Branding Web Sites

WWF Biopolis

The mandate

WWF Canada was launching a new urban biodiversity hub to highlight projects addressing urban biodiversity and sustainability occurring in and around Montreal. To support the community, they wanted to develop an online database of useful resources, and raise the visibility of “Bioneers” leading the charge.

The Biopolis platform strived to do three things: promote a research and documentation library, provide effective solutions and best practices for aspiring nature conservationists, and increase awareness of the value of urban biodiversity.

We were mandated to develop the name and brand for the new project, design and build their website, and guide content with an SEO and content strategy.

Bringing Biopolis to life

WWF’s project needed to represent urban community biodiversity in a concise and easy-to-recognize way. Since this was a Montreal-led initiative, we sought to make the name bilingual (English and French) and reflective of the city.

Our naming and brand strategy included:

  • Thorough market research
  • Brainstorm of 100+ names
  • Shortlist comparison workshops
  • Due diligence research and reporting

In the end, Biopolis was born.

Building for biodiversity

With the Biopolis concept, tone and manner underway, we worked with designer Cait Vachon to create a logo and brand style.

The look and feel of the final website reflects the projects’ common environmental goals by uniting the scientific and civic communities.

How to create a hub

To achieve Biopolis’s objective of supporting community biodiversity initiatives by helping to share resources, the website required unique interactions and functionality built with user-submitted content. We implemented custom plugins to accommodate these UX needs and developed dedicated modules so their team could easily manage the website content behind the scenes.

    The website, much like Biopolis itself, was constructed like a living ecosystem. A high volume of user-submitted content populates the site and refreshes as new research is added. Scaffolding a precise site map in the early stages was crucial to give everyone on the team a bird's-eye view of the system, the hierarchy, and all the moving parts.
    Using card sorting, we organized the site with the "Bioneers" in mind, ensuring their user needs were met along every touchpoint.
    The resources and projects submitted to Biopolis needed lots of accreditation, so it was important to mitigate any confusion through what was a necessarily long onboarding process. As such, we continued to be sensitive to the needs and habits of Biopolis's scientists and researchers throughout the design and testing phases.

A bird's-eye view

We custom-built an interactive map to give Montrealers a visual representation of the ongoing projects in their city. By clicking on a borough, users are shown a list of all the projects happening in that area.

Rising in the ranks

To boost the project’s visibility to potential Bioneers, we worked with SEO specialist CT Moore to develop a strategy to ensure the website was optimized.
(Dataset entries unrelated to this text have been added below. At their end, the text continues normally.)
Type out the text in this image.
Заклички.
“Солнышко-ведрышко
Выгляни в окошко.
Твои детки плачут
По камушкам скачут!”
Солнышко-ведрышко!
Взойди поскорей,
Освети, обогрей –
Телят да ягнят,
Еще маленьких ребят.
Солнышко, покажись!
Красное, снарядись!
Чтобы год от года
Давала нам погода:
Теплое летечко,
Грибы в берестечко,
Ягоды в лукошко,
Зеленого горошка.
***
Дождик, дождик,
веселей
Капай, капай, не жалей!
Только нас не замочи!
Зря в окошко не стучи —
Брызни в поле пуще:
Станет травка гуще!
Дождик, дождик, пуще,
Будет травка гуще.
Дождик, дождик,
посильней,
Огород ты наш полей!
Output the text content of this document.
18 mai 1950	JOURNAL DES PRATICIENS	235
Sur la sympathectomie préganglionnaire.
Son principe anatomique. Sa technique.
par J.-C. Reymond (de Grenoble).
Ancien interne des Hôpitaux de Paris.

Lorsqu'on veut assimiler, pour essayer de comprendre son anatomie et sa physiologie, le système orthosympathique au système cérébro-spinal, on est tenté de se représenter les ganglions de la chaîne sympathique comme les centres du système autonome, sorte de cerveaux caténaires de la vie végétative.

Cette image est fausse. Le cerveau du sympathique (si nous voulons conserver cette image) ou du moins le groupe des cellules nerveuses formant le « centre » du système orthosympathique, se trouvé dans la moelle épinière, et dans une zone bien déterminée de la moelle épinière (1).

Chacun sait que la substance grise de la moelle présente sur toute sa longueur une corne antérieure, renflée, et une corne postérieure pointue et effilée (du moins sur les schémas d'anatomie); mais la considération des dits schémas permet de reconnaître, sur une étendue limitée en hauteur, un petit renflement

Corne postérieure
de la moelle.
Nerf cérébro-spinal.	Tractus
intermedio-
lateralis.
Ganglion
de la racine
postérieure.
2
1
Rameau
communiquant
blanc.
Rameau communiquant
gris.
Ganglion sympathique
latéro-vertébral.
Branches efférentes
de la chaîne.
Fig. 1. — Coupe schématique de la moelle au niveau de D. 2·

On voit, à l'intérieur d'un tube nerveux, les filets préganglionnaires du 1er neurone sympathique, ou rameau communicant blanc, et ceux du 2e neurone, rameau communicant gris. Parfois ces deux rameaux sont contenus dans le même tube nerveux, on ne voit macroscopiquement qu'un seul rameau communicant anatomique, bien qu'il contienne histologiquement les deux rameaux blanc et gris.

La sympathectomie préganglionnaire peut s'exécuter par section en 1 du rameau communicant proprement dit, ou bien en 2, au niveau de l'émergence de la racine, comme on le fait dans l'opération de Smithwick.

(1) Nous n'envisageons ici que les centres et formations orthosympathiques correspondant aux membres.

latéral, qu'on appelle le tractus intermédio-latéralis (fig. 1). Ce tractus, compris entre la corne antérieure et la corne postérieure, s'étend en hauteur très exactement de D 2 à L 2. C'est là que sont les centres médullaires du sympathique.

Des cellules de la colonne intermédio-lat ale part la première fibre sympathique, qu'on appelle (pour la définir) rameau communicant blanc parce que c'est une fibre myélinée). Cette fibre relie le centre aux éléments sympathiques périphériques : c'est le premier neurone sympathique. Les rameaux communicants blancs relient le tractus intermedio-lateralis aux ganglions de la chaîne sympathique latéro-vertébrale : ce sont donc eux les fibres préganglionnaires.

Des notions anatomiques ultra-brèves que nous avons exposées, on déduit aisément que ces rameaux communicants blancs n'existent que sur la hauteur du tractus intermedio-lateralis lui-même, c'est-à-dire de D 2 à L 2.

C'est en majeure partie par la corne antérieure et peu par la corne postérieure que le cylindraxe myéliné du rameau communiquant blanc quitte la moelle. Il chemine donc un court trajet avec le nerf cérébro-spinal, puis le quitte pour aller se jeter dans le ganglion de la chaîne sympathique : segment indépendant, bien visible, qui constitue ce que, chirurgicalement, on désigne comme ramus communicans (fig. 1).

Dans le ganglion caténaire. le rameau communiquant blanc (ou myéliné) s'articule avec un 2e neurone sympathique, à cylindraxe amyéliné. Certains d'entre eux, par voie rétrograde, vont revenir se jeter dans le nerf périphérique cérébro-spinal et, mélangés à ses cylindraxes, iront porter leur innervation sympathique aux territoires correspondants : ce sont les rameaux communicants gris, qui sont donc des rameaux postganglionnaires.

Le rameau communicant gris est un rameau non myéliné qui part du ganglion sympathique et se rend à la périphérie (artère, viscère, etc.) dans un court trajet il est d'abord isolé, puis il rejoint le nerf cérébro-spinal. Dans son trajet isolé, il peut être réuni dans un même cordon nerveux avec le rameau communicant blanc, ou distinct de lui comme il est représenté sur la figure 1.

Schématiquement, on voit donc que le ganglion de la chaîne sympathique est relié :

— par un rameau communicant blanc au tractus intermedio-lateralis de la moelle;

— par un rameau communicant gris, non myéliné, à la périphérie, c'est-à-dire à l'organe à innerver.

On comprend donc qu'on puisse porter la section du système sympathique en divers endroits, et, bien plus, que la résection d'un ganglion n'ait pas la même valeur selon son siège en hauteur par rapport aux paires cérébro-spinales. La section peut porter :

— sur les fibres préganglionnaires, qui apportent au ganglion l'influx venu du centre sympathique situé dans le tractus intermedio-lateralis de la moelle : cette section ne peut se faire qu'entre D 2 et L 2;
We continued to develop the SEO strategy as the Biopolis team’s needs evolved. Changes were also made to the sitemap and site taxonomy in response to these changing priorities.

A soaring success

“As a former mayor of Toronto, I have seen how climate change and nature conservation are crucial issues for the sustainable development of cities and communities. Restoring our natural heritage and protecting biodiversity are essential steps to help cities adapt to climate change. Biopolis can play an important role in revegetating cities across Canada, as the Montreal-born initiative will spread to other major urban centres across the country.”